Auf den Weg gebracht wird das Minimal-Requiem vom kanadischen Neuklassik-Komponisten Matthew Patton und seinem neuen Projekt Those Who Walk Away, der Tondichter bedient sich „Ghost Strings“ und eines „Ghost Choir“, bestehend aus klassischen Musikern seiner Heimatstadt Winnipeg und des Iceland Symphony Orchestra aus Reykjavik, die gesampelten Aufnahmen aus dem Cockpit-Funk stammen von einem Flug, der kurz darauf abstürzen wird. Der Komponist Patton selbst hat einen Bruder bei einem Flugzeugunglück verloren.

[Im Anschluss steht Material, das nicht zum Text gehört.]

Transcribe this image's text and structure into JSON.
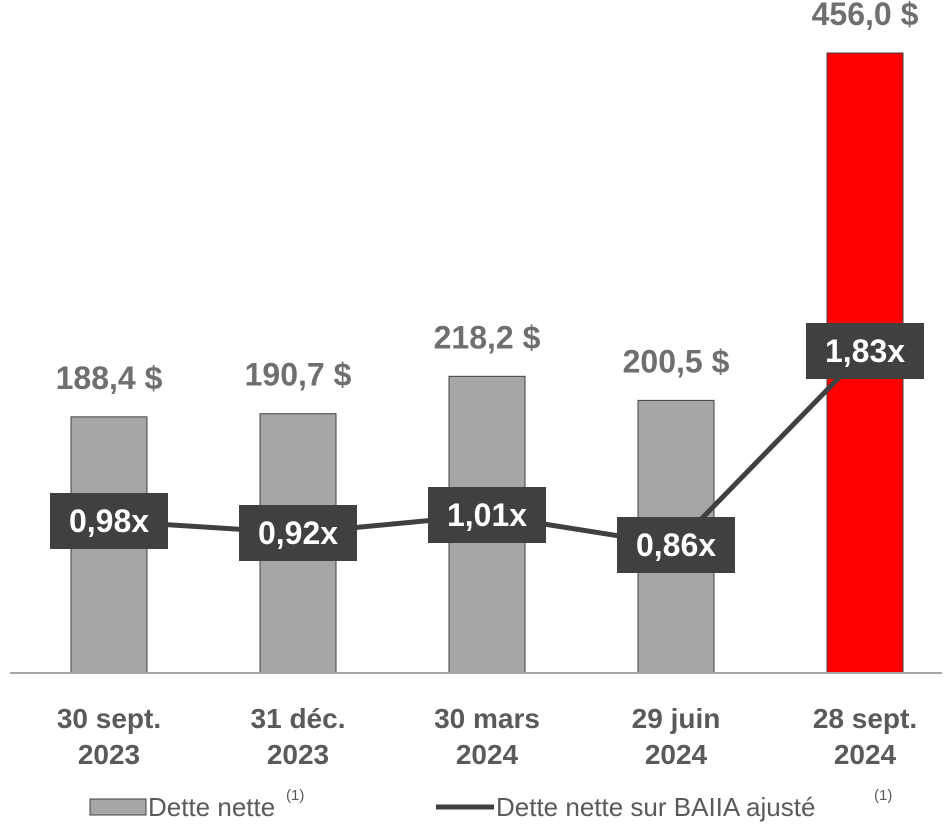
{
  "chart_data": {
    "type": "bar",
    "categories": [
      [
        "30 sept.",
        "2023"
      ],
      [
        "31 déc.",
        "2023"
      ],
      [
        "30 mars",
        "2024"
      ],
      [
        "29 juin",
        "2024"
      ],
      [
        "28 sept.",
        "2024"
      ]
    ],
    "series": [
      {
        "name": "Dette nette",
        "kind": "bar",
        "values": [
          188.4,
          190.7,
          218.2,
          200.5,
          456.0
        ],
        "labels": [
          "188,4 $",
          "190,7 $",
          "218,2 $",
          "200,5 $",
          "456,0 $"
        ]
      },
      {
        "name": "Dette nette sur BAIIA ajusté",
        "kind": "line",
        "values": [
          0.98,
          0.92,
          1.01,
          0.86,
          1.83
        ],
        "labels": [
          "0,98x",
          "0,92x",
          "1,01x",
          "0,86x",
          "1,83x"
        ]
      }
    ],
    "highlight_index": 4,
    "colors": {
      "bar": "#a6a6a6",
      "bar_highlight": "#ff0000",
      "line": "#404040",
      "label_box": "#404040",
      "value_text": "#6f6f6f",
      "axis": "#a6a6a6"
    },
    "legend": {
      "position": "bottom",
      "footnote": "(1)",
      "items": [
        {
          "label": "Dette nette",
          "marker": "bar"
        },
        {
          "label": "Dette nette sur BAIIA ajusté",
          "marker": "line"
        }
      ]
    },
    "grid": false
  }
}
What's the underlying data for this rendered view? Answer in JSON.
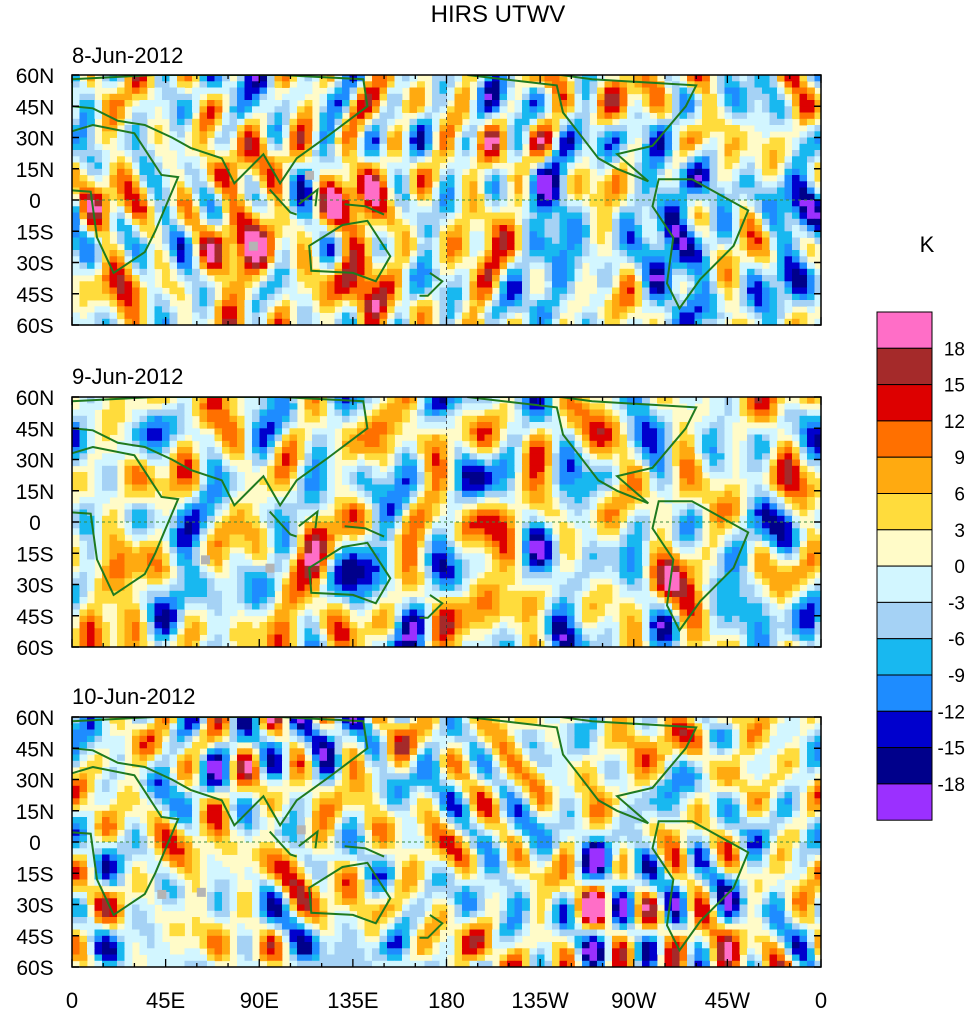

Das erinnert an den 11. September und die kollabierenden World-Trade-Center-Türme aus der jüngsten Vergangenheit, oder in der Kunstwelt an die Hörspiel-Collage „Crashing Aeroplanes (Fasten Your Seat Belts)“ des Münchner Schriftstellers und Hörspielmachers Andreas Ammer, dass er 2001 zusammen mit dem Einstürzende-Neubauten-Lärmproduzenten FM Einheit unter Einsatz gleicher Mittel produzierte. Der Hörer wird ungewollt zum Voyeur und mag das wahlweise für eine besonders morbide Art der tonalen Umsetzung oder radikale Form der Selbst-Therapie des Komponisten halten, außergewöhnlich, herausragend, irritierend und fordernd bleibt diese vielschichtige Experimental-Arbeit in jedem Fall.
“There is something very genuine and at the same time very wrong in what I am doing. The recordings are very disturbing; as we listen to these cockpit voice recordings, real people are about to die”.